坐在回家的班車上,手裏捏著車票錢,望著窗外五顏六色的霓虹和川流不息的人流心裏洋溢著一種難言的安寧和愜意。這是黑夜的力量啊!
一發現售票小姐把我給漏掉了,就決定下車時,一定把票給補上。這樣一想就覺得自己的那一脈生命之水,在這漆黑的車廂裏仍然很清澈,很亮澤。也就為自己至今還能做到做事不欺心,而深感欣慰。
我是在路口上的車,車開動了售票員才從最後一排,往前擠著一個個地要乘客買票。或許是車上的人太多太擠,連過道裏都擠滿了人,或許是不少的人跟她討價還價,說春節期間不應該提價的,把她給吵糊鬥塗了,她竟然把坐在窗邊往外看風景的我給漏掉了。其實我早就把買票的錢掏出來在手心裏捏著了。

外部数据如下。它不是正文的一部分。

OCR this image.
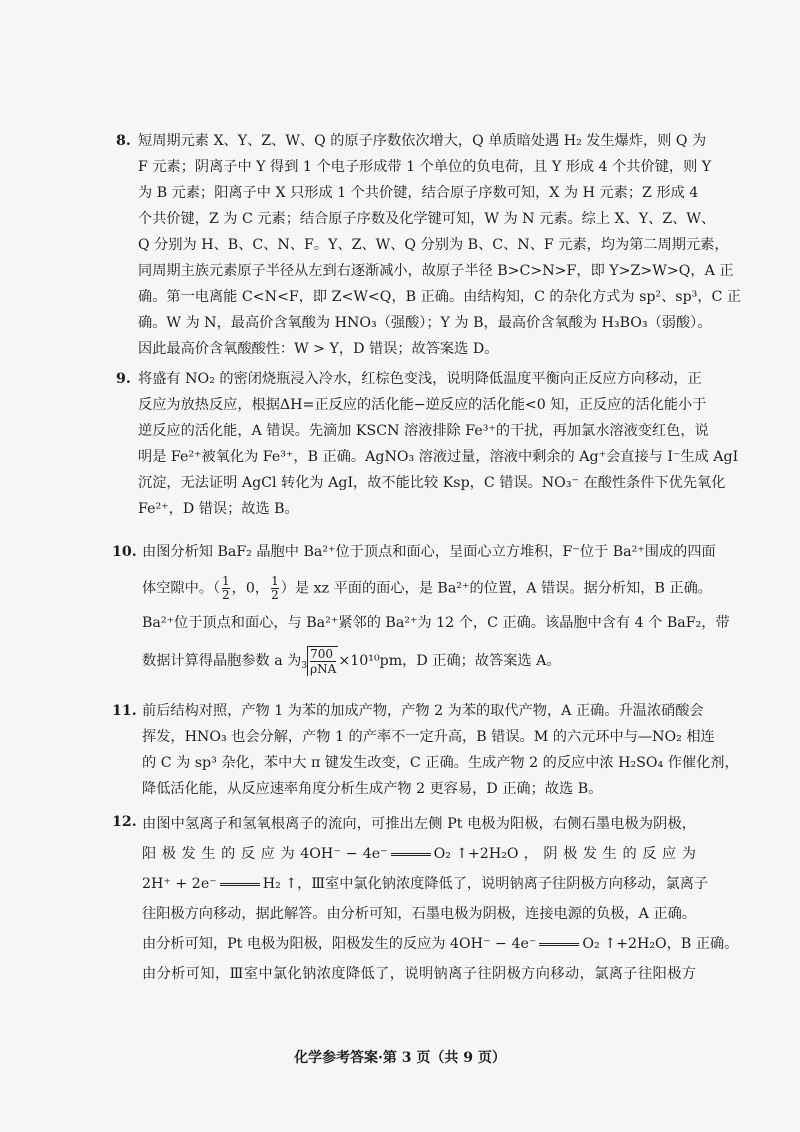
8. 短周期元素 X、Y、Z、W、Q 的原子序数依次增大，Q 单质暗处遇 H₂ 发生爆炸，则 Q 为
F 元素；阴离子中 Y 得到 1 个电子形成带 1 个单位的负电荷，且 Y 形成 4 个共价键，则 Y
为 B 元素；阳离子中 X 只形成 1 个共价键，结合原子序数可知，X 为 H 元素；Z 形成 4
个共价键，Z 为 C 元素；结合原子序数及化学键可知，W 为 N 元素。综上 X、Y、Z、W、
Q 分别为 H、B、C、N、F。Y、Z、W、Q 分别为 B、C、N、F 元素，均为第二周期元素，
同周期主族元素原子半径从左到右逐渐减小，故原子半径 B>C>N>F，即 Y>Z>W>Q，A 正
确。第一电离能 C<N<F，即 Z<W<Q，B 正确。由结构知，C 的杂化方式为 sp²、sp³，C 正
确。W 为 N，最高价含氧酸为 HNO₃（强酸）；Y 为 B，最高价含氧酸为 H₃BO₃（弱酸）。
因此最高价含氧酸酸性：W > Y，D 错误；故答案选 D。
9. 将盛有 NO₂ 的密闭烧瓶浸入冷水，红棕色变浅，说明降低温度平衡向正反应方向移动，正
反应为放热反应，根据ΔH=正反应的活化能−逆反应的活化能<0 知，正反应的活化能小于
逆反应的活化能，A 错误。先滴加 KSCN 溶液排除 Fe³⁺的干扰，再加氯水溶液变红色，说
明是 Fe²⁺被氧化为 Fe³⁺，B 正确。AgNO₃ 溶液过量，溶液中剩余的 Ag⁺会直接与 I⁻生成 AgI
沉淀，无法证明 AgCl 转化为 AgI，故不能比较 Ksp，C 错误。NO₃⁻ 在酸性条件下优先氧化
Fe²⁺，D 错误；故选 B。
10. 由图分析知 BaF₂ 晶胞中 Ba²⁺位于顶点和面心，呈面心立方堆积，F⁻位于 Ba²⁺围成的四面
体空隙中。（ $\frac{1}{2}$ ，0， $\frac{1}{2}$ ）是 xz 平面的面心，是 Ba²⁺的位置，A 错误。据分析知，B 正确。
Ba²⁺位于顶点和面心，与 Ba²⁺紧邻的 Ba²⁺为 12 个，C 正确。该晶胞中含有 4 个 BaF₂，带
数据计算得晶胞参数 a 为$^3$
700
ρNA ×10¹⁰pm，D 正确；故答案选 A。
11. 前后结构对照，产物 1 为苯的加成产物，产物 2 为苯的取代产物，A 正确。升温浓硝酸会
挥发，HNO₃ 也会分解，产物 1 的产率不一定升高，B 错误。M 的六元环中与—NO₂ 相连
的 C 为 sp³ 杂化，苯中大 π 键发生改变，C 正确。生成产物 2 的反应中浓 H₂SO₄ 作催化剂，
降低活化能，从反应速率角度分析生成产物 2 更容易，D 正确；故选 B。
12. 由图中氢离子和氢氧根离子的流向，可推出左侧 Pt 电极为阳极，右侧石墨电极为阴极，
阳 极 发 生 的 反 应 为 4OH⁻ − 4e⁻	O₂ ↑+2H₂O ， 阴 极 发 生 的 反 应 为
2H⁺ + 2e⁻	H₂ ↑，Ⅲ室中氯化钠浓度降低了，说明钠离子往阴极方向移动，氯离子
往阳极方向移动，据此解答。由分析可知，石墨电极为阴极，连接电源的负极，A 正确。
由分析可知，Pt 电极为阳极，阳极发生的反应为 4OH⁻ − 4e⁻	O₂ ↑+2H₂O，B 正确。
由分析可知，Ⅲ室中氯化钠浓度降低了，说明钠离子往阴极方向移动，氯离子往阳极方
化学参考答案·第 3 页（共 9 页）
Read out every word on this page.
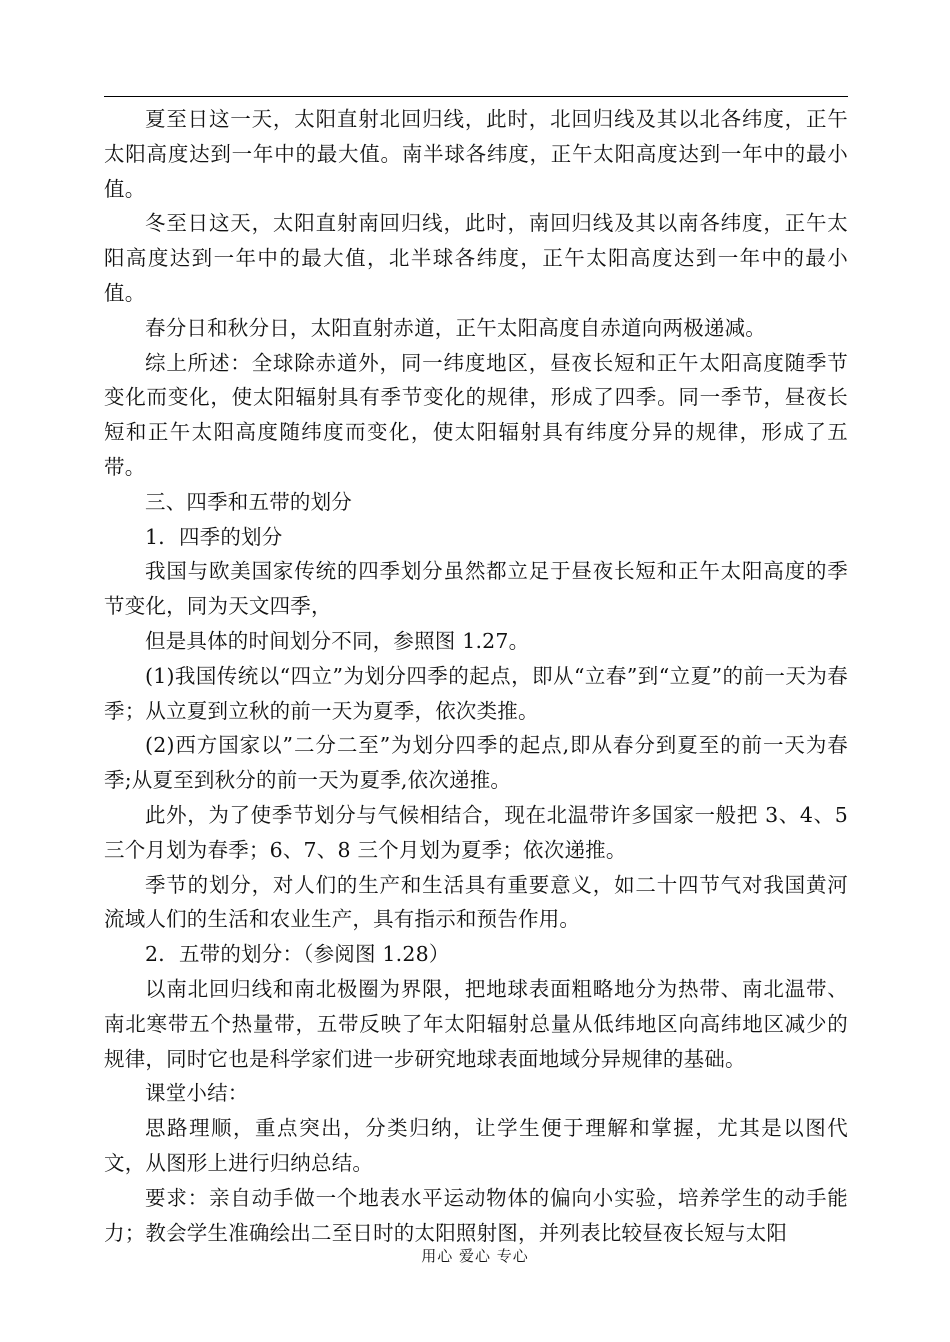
夏至日这一天，太阳直射北回归线，此时，北回归线及其以北各纬度，正午太阳高度达到一年中的最大值。南半球各纬度，正午太阳高度达到一年中的最小值。

冬至日这天，太阳直射南回归线，此时，南回归线及其以南各纬度，正午太阳高度达到一年中的最大值，北半球各纬度，正午太阳高度达到一年中的最小值。

春分日和秋分日，太阳直射赤道，正午太阳高度自赤道向两极递减。

综上所述：全球除赤道外，同一纬度地区，昼夜长短和正午太阳高度随季节变化而变化，使太阳辐射具有季节变化的规律，形成了四季。同一季节，昼夜长短和正午太阳高度随纬度而变化，使太阳辐射具有纬度分异的规律，形成了五带。

三、四季和五带的划分

1．四季的划分

我国与欧美国家传统的四季划分虽然都立足于昼夜长短和正午太阳高度的季节变化，同为天文四季，

但是具体的时间划分不同，参照图 1.27。

(1)我国传统以“四立”为划分四季的起点，即从“立春”到“立夏”的前一天为春季；从立夏到立秋的前一天为夏季，依次类推。

(2)西方国家以”二分二至”为划分四季的起点,即从春分到夏至的前一天为春季;从夏至到秋分的前一天为夏季,依次递推。

此外，为了使季节划分与气候相结合，现在北温带许多国家一般把 3、4、5 三个月划为春季；6、7、8 三个月划为夏季；依次递推。

季节的划分，对人们的生产和生活具有重要意义，如二十四节气对我国黄河流域人们的生活和农业生产，具有指示和预告作用。

2．五带的划分：（参阅图 1.28）

以南北回归线和南北极圈为界限，把地球表面粗略地分为热带、南北温带、南北寒带五个热量带，五带反映了年太阳辐射总量从低纬地区向高纬地区减少的规律，同时它也是科学家们进一步研究地球表面地域分异规律的基础。

课堂小结：

思路理顺，重点突出，分类归纳，让学生便于理解和掌握，尤其是以图代文，从图形上进行归纳总结。

要求：亲自动手做一个地表水平运动物体的偏向小实验，培养学生的动手能力；教会学生准确绘出二至日时的太阳照射图，并列表比较昼夜长短与太阳

用心 爱心 专心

我想起小時的一件事來。那還是五六歲的時候,有一次奶奶叫我到街上去打醋,醋打好了,快走到家門口了,我卻發現打醋的兩角錢還在於心裏緊緊地捏著。便想都沒想就轉身走回去,把手裏捏著的錢,交給那個賣醋的人。得到了別人讚美的我,心裏漲滿了喜悅的興奮。回到家我就把這事跟奶奶講了。“是的,我孫子做得對,人活在世上,任何時候都不能做欺心的事。”奶奶誇獎我說。
一晃二十多年過去了,我慶幸每次遇到這樣的事,或者是類似這樣的事,都能像小時候那樣,“想都不想”地做出不欺心的決定。
車到站點,隨著滿車的人走到前車門口,我把一直捏在手裏的十元錢,遞到拿著掃帚準備打掃車廂的售票員麵前,微笑著,用一種開玩笑的口氣說:“你不想把票賣我,我可是非買不可呢!”
售票員稍稍愣了一下,立刻就在她滿含疲憊的臉上露出非常好看的笑容,說:“哎呀,你這人,真是太好了。”
我感到走出好遠了,她還在望著我笑。
也許這些已成為中國影視業頂梁柱子的大導大明星演們,今天這個時候談論年輕時逃票的事,不會有人想到提出“道德”的天秤上來衡量他們的人品,因為他們本人原本就沒有把這種損公肥私的事情當回事兒。但我還是要奉勸大家:做人做事不欺心,才能保持內心的安寧和生命的清澈,這樣活著本身就是一種受益,一種愉悅。我深信,做事不欺心的人,更容易保有欣賞世界的好心情,更容易品出生活的好滋味。